Monday, Nov. 16, 1987

Trajectories Rock Springs

By Paul Gray

"This is not a happy story. I warn you." So begins one of the ten taut, laconic tales that make up Rock Springs, and the same admonition could serve equally well for the other nine. All of them concern characters who suspect that they may be helpless spectators of their own lives. They move about, theoretically of their own volition, but the trajectories they plot sink inexorably downward, beyond their control. Muses one of them: "There was always a gap between my plan and what happened, and I only responded to things as they came along and hoped I wouldn't get in trouble."

Such self-knowledge raises these stories well above the level of the merely unhappy.

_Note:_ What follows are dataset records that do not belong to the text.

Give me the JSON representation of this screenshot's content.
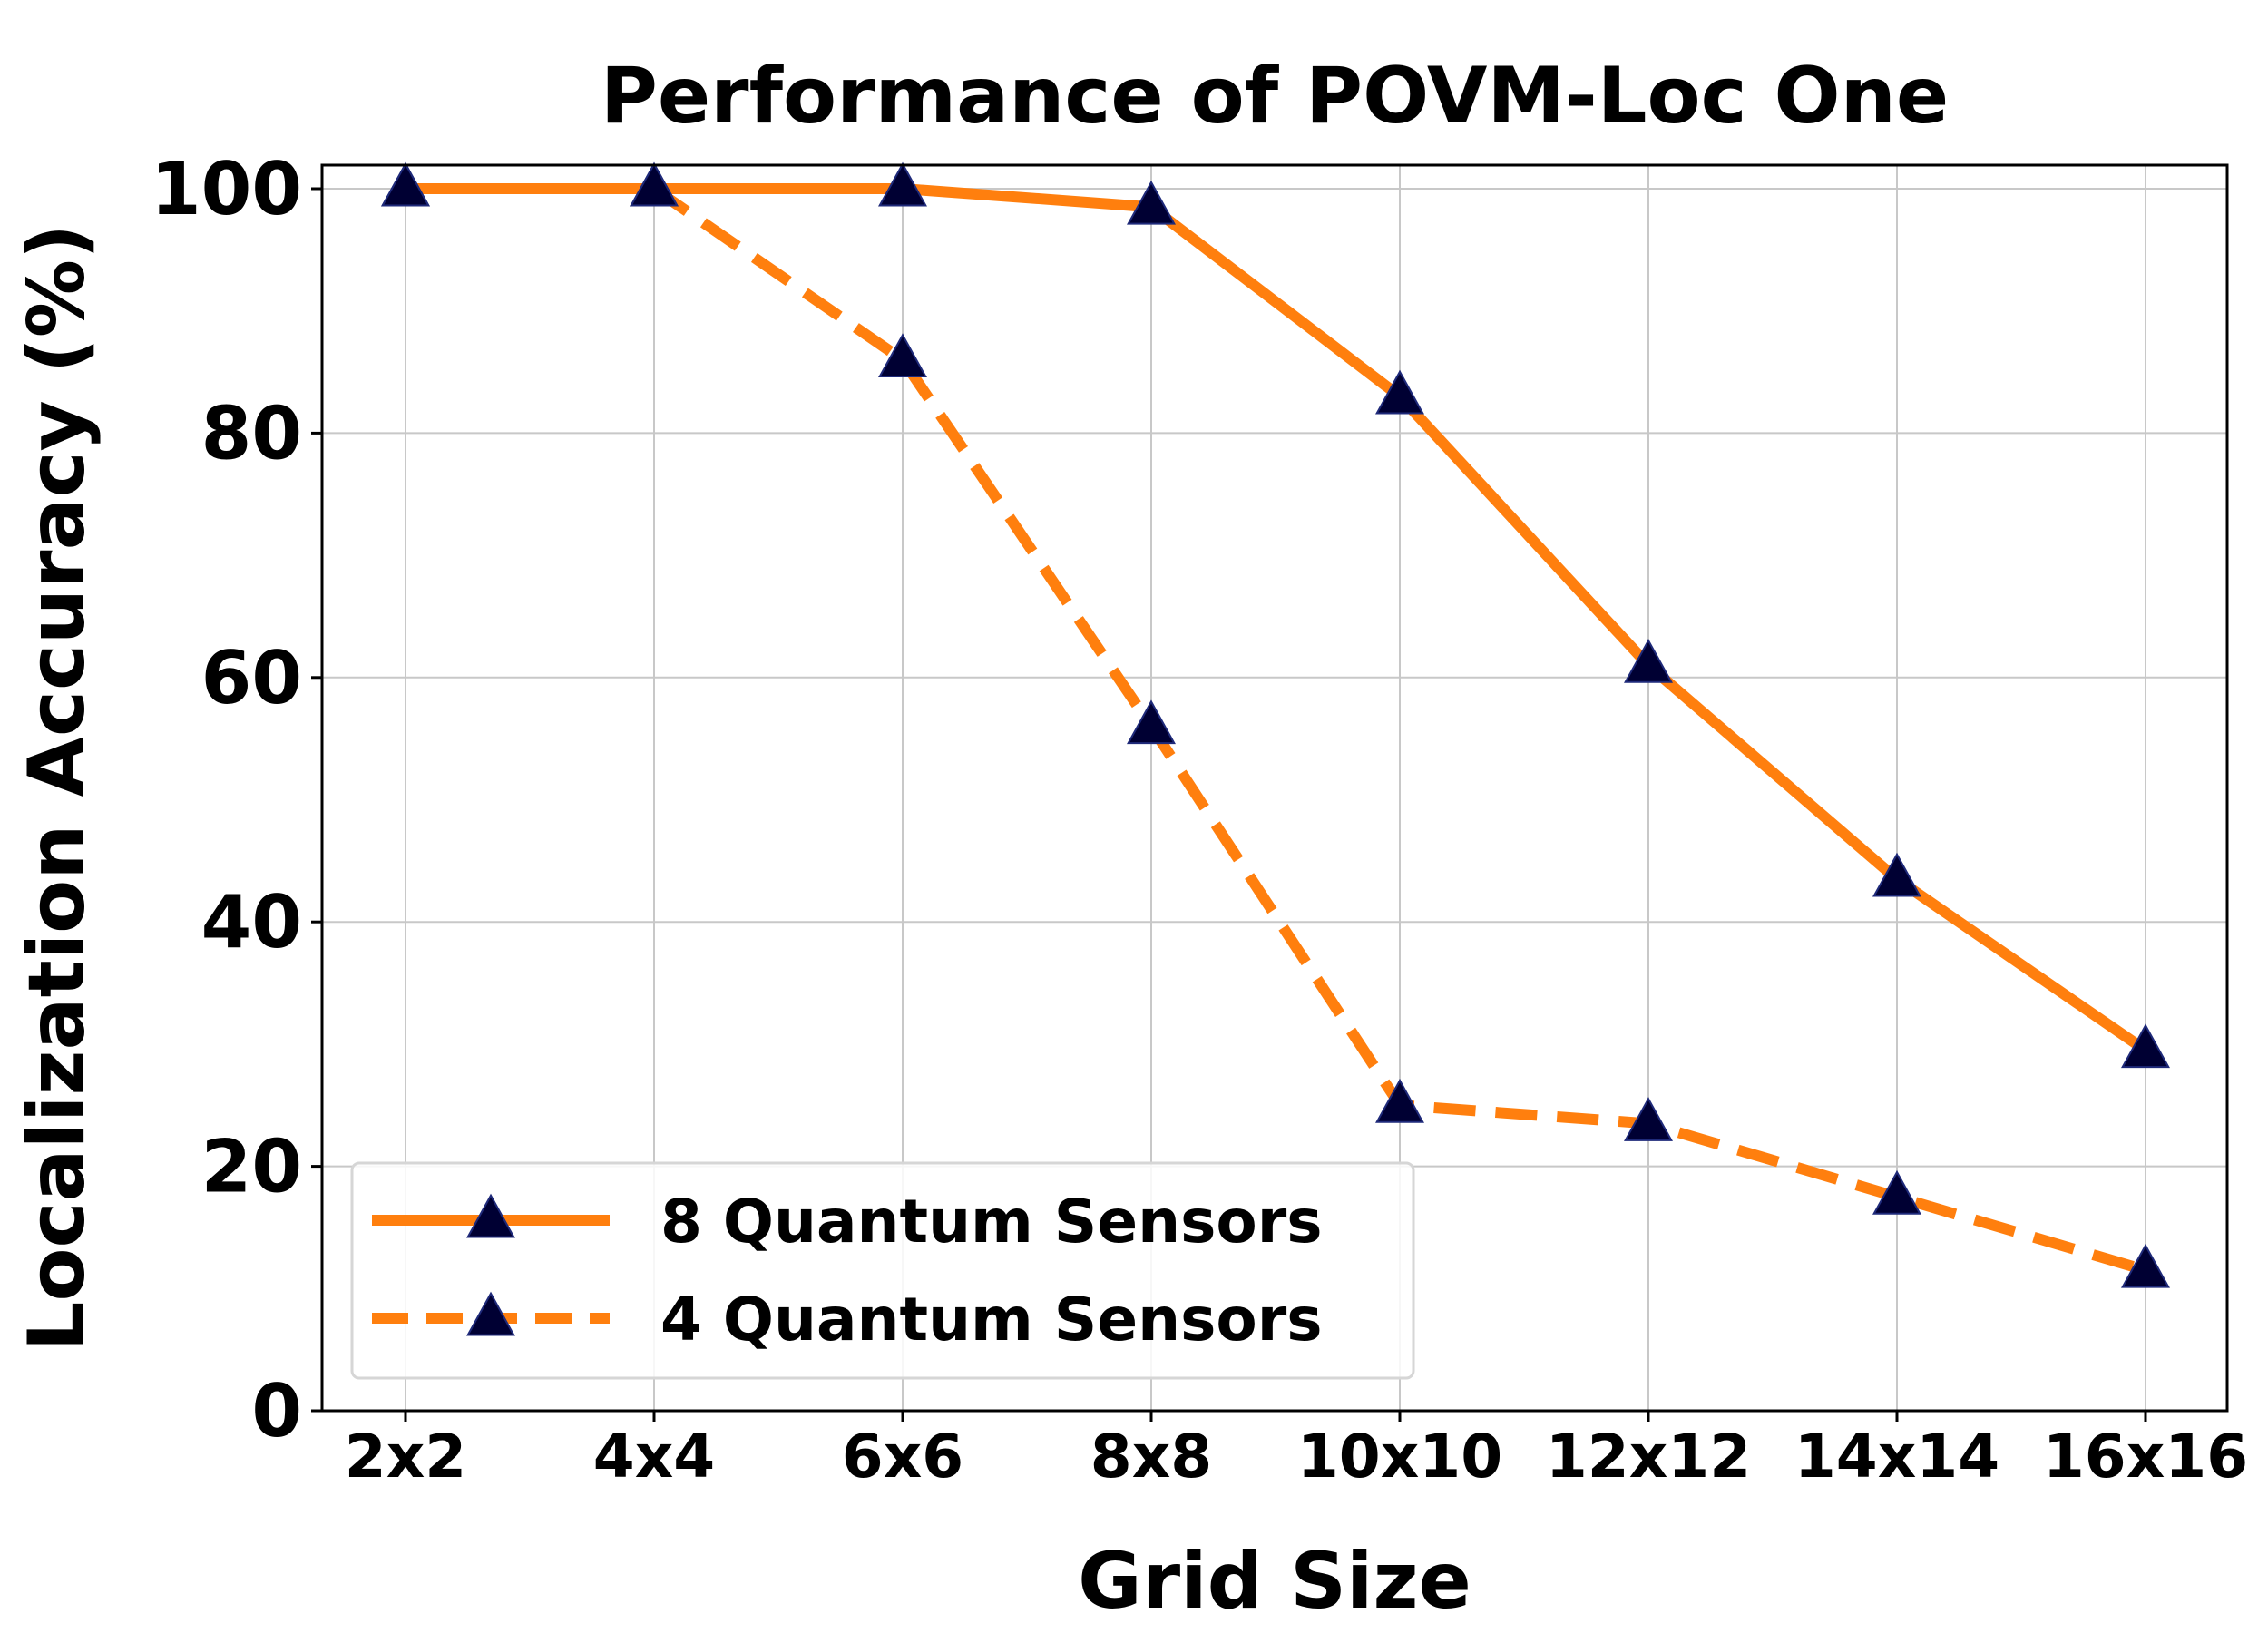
{
  "chart_data": {
    "type": "line",
    "title": "Performance of POVM-Loc One",
    "xlabel": "Grid Size",
    "ylabel": "Localization Accuracy (%)",
    "categories": [
      "2x2",
      "4x4",
      "6x6",
      "8x8",
      "10x10",
      "12x12",
      "14x14",
      "16x16"
    ],
    "ylim": [
      0,
      102
    ],
    "yticks": [
      0,
      20,
      40,
      60,
      80,
      100
    ],
    "grid": true,
    "legend_position": "lower-left",
    "series": [
      {
        "name": "8 Quantum Sensors",
        "values": [
          100,
          100,
          100,
          98.5,
          83,
          61,
          43.5,
          29.5
        ],
        "line_style": "solid",
        "color": "#ff7f0e",
        "marker": "triangle-up",
        "marker_color": "#000033"
      },
      {
        "name": "4 Quantum Sensors",
        "values": [
          100,
          100,
          86,
          56,
          25,
          23.5,
          17.5,
          11.5
        ],
        "line_style": "dashed",
        "color": "#ff7f0e",
        "marker": "triangle-up",
        "marker_color": "#000033"
      }
    ]
  }
}
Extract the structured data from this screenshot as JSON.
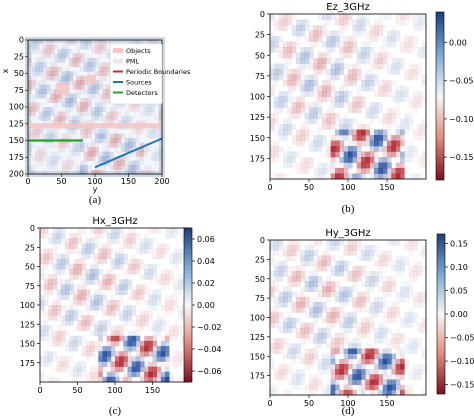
{
  "chart_data": [
    {
      "id": "a",
      "type": "heatmap",
      "title": "",
      "caption": "(a)",
      "xlabel": "y",
      "ylabel": "x",
      "xticks": [
        0,
        50,
        100,
        150,
        200
      ],
      "yticks": [
        0,
        25,
        50,
        75,
        100,
        125,
        150,
        175,
        200
      ],
      "xlim": [
        0,
        200
      ],
      "ylim": [
        200,
        0
      ],
      "legend_position": "top-right",
      "legend": [
        {
          "label": "Objects",
          "color": "#f6c4c4"
        },
        {
          "label": "PML",
          "color": "#e8e8e8"
        },
        {
          "label": "Periodic Boundaries",
          "color": "#d62728"
        },
        {
          "label": "Sources",
          "color": "#1f77b4"
        },
        {
          "label": "Detectors",
          "color": "#2ca02c"
        }
      ],
      "objects": [
        {
          "x": [
            42,
            62
          ],
          "y": [
            64,
            82
          ]
        },
        {
          "x": [
            88,
            102
          ],
          "y": [
            52,
            66
          ]
        },
        {
          "x": [
            0,
            200
          ],
          "y": [
            124,
            132
          ]
        }
      ],
      "sources": [
        {
          "x": [
            100,
            200
          ],
          "y": [
            190,
            147
          ]
        }
      ],
      "detectors": [
        {
          "x": [
            0,
            82
          ],
          "y": [
            150,
            150
          ]
        }
      ],
      "periodic_boundaries": []
    },
    {
      "id": "b",
      "type": "heatmap",
      "title": "Ez_3GHz",
      "caption": "(b)",
      "xticks": [
        0,
        50,
        100,
        150
      ],
      "yticks": [
        0,
        25,
        50,
        75,
        100,
        125,
        150,
        175
      ],
      "colorbar": {
        "ticks": [
          0.0,
          -0.05,
          -0.1,
          -0.15
        ],
        "range": [
          -0.18,
          0.04
        ],
        "tick_labels": [
          "0.00",
          "−0.05",
          "−0.10",
          "−0.15"
        ]
      }
    },
    {
      "id": "c",
      "type": "heatmap",
      "title": "Hx_3GHz",
      "caption": "(c)",
      "xticks": [
        0,
        50,
        100,
        150
      ],
      "yticks": [
        0,
        25,
        50,
        75,
        100,
        125,
        150,
        175
      ],
      "colorbar": {
        "ticks": [
          0.06,
          0.04,
          0.02,
          0.0,
          -0.02,
          -0.04,
          -0.06
        ],
        "range": [
          -0.07,
          0.07
        ],
        "tick_labels": [
          "0.06",
          "0.04",
          "0.02",
          "0.00",
          "−0.02",
          "−0.04",
          "−0.06"
        ]
      }
    },
    {
      "id": "d",
      "type": "heatmap",
      "title": "Hy_3GHz",
      "caption": "(d)",
      "xticks": [
        0,
        50,
        100,
        150
      ],
      "yticks": [
        0,
        25,
        50,
        75,
        100,
        125,
        150,
        175
      ],
      "colorbar": {
        "ticks": [
          0.15,
          0.1,
          0.05,
          0.0,
          -0.05,
          -0.1,
          -0.15
        ],
        "range": [
          -0.17,
          0.17
        ],
        "tick_labels": [
          "0.15",
          "0.10",
          "0.05",
          "0.00",
          "−0.05",
          "−0.10",
          "−0.15"
        ]
      }
    }
  ],
  "colors": {
    "positive": "#1f3f8f",
    "negative": "#8f1f2a",
    "neutral": "#ffffff"
  }
}
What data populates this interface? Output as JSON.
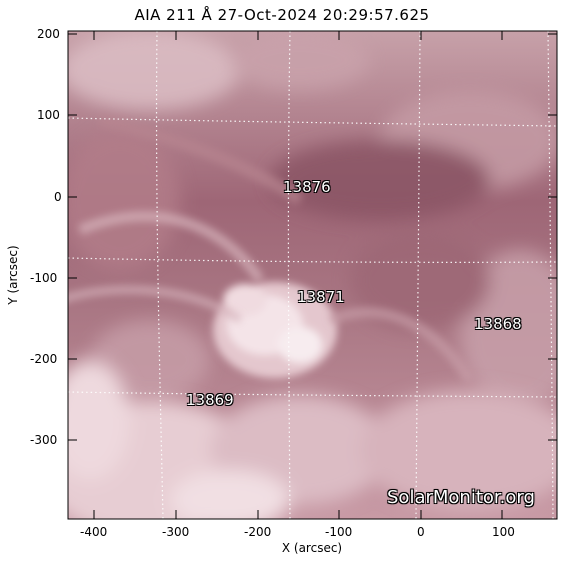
{
  "image": {
    "title": "AIA 211 Å 27-Oct-2024 20:29:57.625",
    "x_axis_label": "X (arcsec)",
    "y_axis_label": "Y (arcsec)",
    "x_ticks": [
      "-400",
      "-300",
      "-200",
      "-100",
      "0",
      "100"
    ],
    "y_ticks": [
      "200",
      "100",
      "0",
      "-100",
      "-200",
      "-300"
    ],
    "active_regions": [
      "13876",
      "13871",
      "13868",
      "13869"
    ],
    "watermark": "SolarMonitor.org",
    "colors": {
      "plasma_base": "#b07c86",
      "plasma_bright": "#f6e6ea",
      "plasma_dark": "#8b5766"
    }
  }
}
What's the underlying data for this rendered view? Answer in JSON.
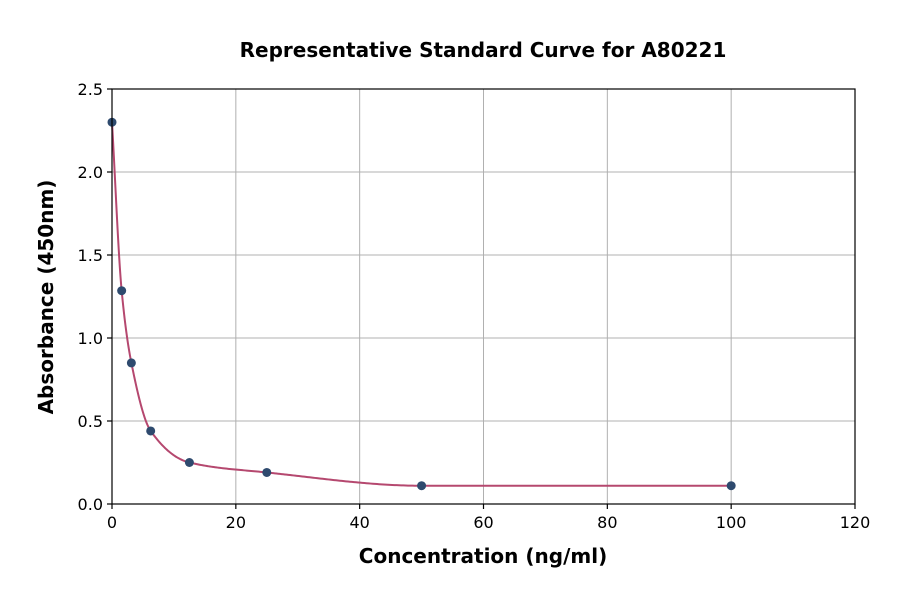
{
  "chart_data": {
    "type": "scatter",
    "title": "Representative Standard Curve for A80221",
    "xlabel": "Concentration (ng/ml)",
    "ylabel": "Absorbance (450nm)",
    "xlim": [
      0,
      120
    ],
    "ylim": [
      0,
      2.5
    ],
    "xticks": [
      "0",
      "20",
      "40",
      "60",
      "80",
      "100",
      "120"
    ],
    "yticks": [
      "0.0",
      "0.5",
      "1.0",
      "1.5",
      "2.0",
      "2.5"
    ],
    "grid": true,
    "series": [
      {
        "points": [
          {
            "x": 0,
            "y": 2.3
          },
          {
            "x": 1.56,
            "y": 1.285
          },
          {
            "x": 3.13,
            "y": 0.85
          },
          {
            "x": 6.25,
            "y": 0.44
          },
          {
            "x": 12.5,
            "y": 0.25
          },
          {
            "x": 25,
            "y": 0.19
          },
          {
            "x": 50,
            "y": 0.11
          },
          {
            "x": 100,
            "y": 0.11
          }
        ],
        "color": "#2e4a6e"
      }
    ],
    "fit_curve": {
      "color": "#b5486f",
      "x_range": [
        0,
        100
      ]
    }
  }
}
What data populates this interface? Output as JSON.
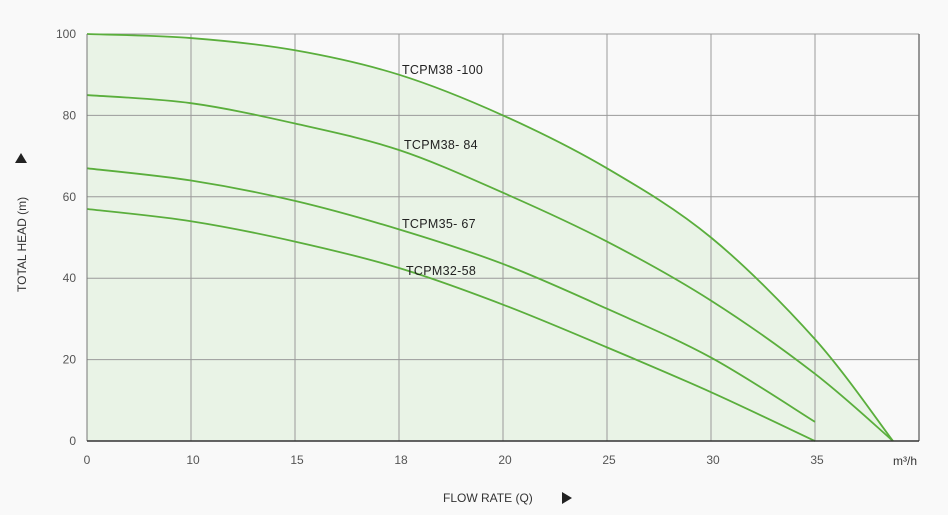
{
  "chart_data": {
    "type": "line",
    "title": "",
    "xlabel": "FLOW RATE (Q)",
    "ylabel": "TOTAL HEAD (m)",
    "x_unit": "m³/h",
    "x_ticks": [
      0,
      10,
      15,
      18,
      20,
      25,
      30,
      35
    ],
    "y_ticks": [
      0,
      20,
      40,
      60,
      80,
      100
    ],
    "ylim": [
      0,
      100
    ],
    "grid": true,
    "colors": {
      "line": "#5aae3c",
      "fill": "#e6f2e3",
      "grid": "#9a9a9a",
      "axis": "#333333"
    },
    "series": [
      {
        "name": "TCPM38 -100",
        "filled": true,
        "x": [
          0,
          10,
          15,
          18,
          20,
          25,
          30,
          35,
          38.75
        ],
        "y": [
          100,
          99,
          96,
          90,
          80,
          67,
          50,
          25,
          0
        ]
      },
      {
        "name": "TCPM38- 84",
        "x": [
          0,
          10,
          15,
          18,
          20,
          25,
          30,
          35,
          38.75
        ],
        "y": [
          85,
          83,
          78,
          71.5,
          61,
          49,
          34.5,
          16.5,
          0
        ]
      },
      {
        "name": "TCPM35- 67",
        "x": [
          0,
          10,
          15,
          18,
          20,
          25,
          30,
          35
        ],
        "y": [
          67,
          64,
          59,
          52,
          43.5,
          32.5,
          20.5,
          4.7
        ]
      },
      {
        "name": "TCPM32-58",
        "x": [
          0,
          10,
          15,
          18,
          20,
          25,
          30,
          35
        ],
        "y": [
          57,
          54,
          49,
          42.5,
          33.5,
          23,
          12,
          0
        ]
      }
    ]
  }
}
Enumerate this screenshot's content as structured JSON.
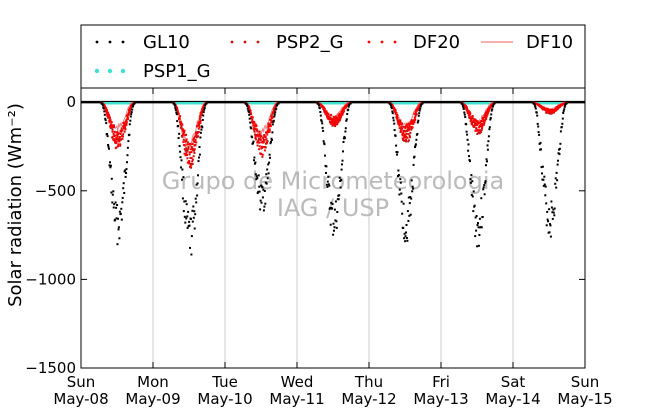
{
  "chart_data": {
    "type": "scatter",
    "title": "",
    "xlabel": "",
    "ylabel": "Solar radiation (Wm⁻²)",
    "ylim": [
      -1500,
      80
    ],
    "xlim": [
      0,
      7
    ],
    "yticks": [
      0,
      -500,
      -1000,
      -1500
    ],
    "ytick_labels": [
      "0",
      "−500",
      "−1000",
      "−1500"
    ],
    "xticks": [
      {
        "day": "Sun",
        "date": "May-08"
      },
      {
        "day": "Mon",
        "date": "May-09"
      },
      {
        "day": "Tue",
        "date": "May-10"
      },
      {
        "day": "Wed",
        "date": "May-11"
      },
      {
        "day": "Thu",
        "date": "May-12"
      },
      {
        "day": "Fri",
        "date": "May-13"
      },
      {
        "day": "Sat",
        "date": "May-14"
      },
      {
        "day": "Sun",
        "date": "May-15"
      }
    ],
    "grid": "vertical",
    "legend_placement": "top",
    "watermark": [
      "Grupo de Micrometeorologia",
      "IAG / USP"
    ],
    "series": [
      {
        "name": "GL10",
        "color": "#000000",
        "marker": "dot",
        "daily_min": [
          -760,
          -840,
          -600,
          -740,
          -760,
          -780,
          -730
        ]
      },
      {
        "name": "PSP2_G",
        "color": "#cc1111",
        "marker": "dot",
        "daily_min": [
          -260,
          -370,
          -300,
          -130,
          -220,
          -170,
          -60
        ]
      },
      {
        "name": "DF20",
        "color": "#ff0000",
        "marker": "dot",
        "daily_min": [
          -240,
          -340,
          -280,
          -120,
          -200,
          -160,
          -55
        ]
      },
      {
        "name": "DF10",
        "color": "#f08080",
        "marker": "line",
        "daily_min": [
          -150,
          -250,
          -180,
          -80,
          -130,
          -110,
          -40
        ]
      },
      {
        "name": "PSP1_G",
        "color": "#40e0d0",
        "marker": "dot",
        "daily_min": [
          0,
          0,
          0,
          0,
          0,
          0,
          0
        ]
      }
    ]
  }
}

Author Richard Ford, 43, has the ability to convey the drama of aimless, drifting, passive people, the suspense entailed in waiting each day to see what new misfortunes the world has in store. In Sweethearts, a man named Russell drives his girlfriend's ex-husband Bobby off to jail to serve a sentence for robbery and passing bad checks. Russell does not think he will ever stumble into a similar fate, but he tries to understand what happened to Bobby: "Somehow, and for no apparent reason, your decisions got tipped over and you lost your hold. And one day you woke up and you found yourself in the very situation you said you would never be in, and you did not know what was important to you anymore. And after that, it was all over."

The characters' sense of insignificance is reinforced by their surroundings. The locales in Rock Springs are almost entirely Montana and environs, a vast landscape where mountains appear in the distance "maybe 50 miles away or maybe a hundred." Such vistas seem intended to make humans feel puny, to mock the notion that individuals can make an impression on so much immensity. In Children, two teenage boys spend a day with a girl who is passing through, running away from home. That night, after putting her on a bus, they wonder what the future holds for them: "Outside was a place that seemed not even to exist, an empty place you could stay in for a long time and never find a thing you admired or loved or hoped to keep. And we were unnoticeable in it -- both of us."

Yet Ford's people are not entirely immune to the stark beauty around them. One man, driving a stolen Mercedes and hoping to get far away from Montana, still takes time to appreciate the setting sun: "Just as it touched the rim of the horizon, it all at once fired the air into jewels and red sequins the precise likes of which I had never seen before and haven't seen since." In Communist, a boy is taken hunting by his mother's lover and, in the process, shown the sights and sounds of something marvelous: "It was a thing to see, I will tell you now. Five thousand white geese all in the air around you, making a noise like you have never heard before. And I thought to myself then: this is something I will never see again. I will never forget this. And I was right."

Such language is both purposefully prosaic and incandescent. The Sportswriter (1986), Ford's highly acclaimed third novel, established a glittering reputation. The stories in Rock Springs confirm it. P.G.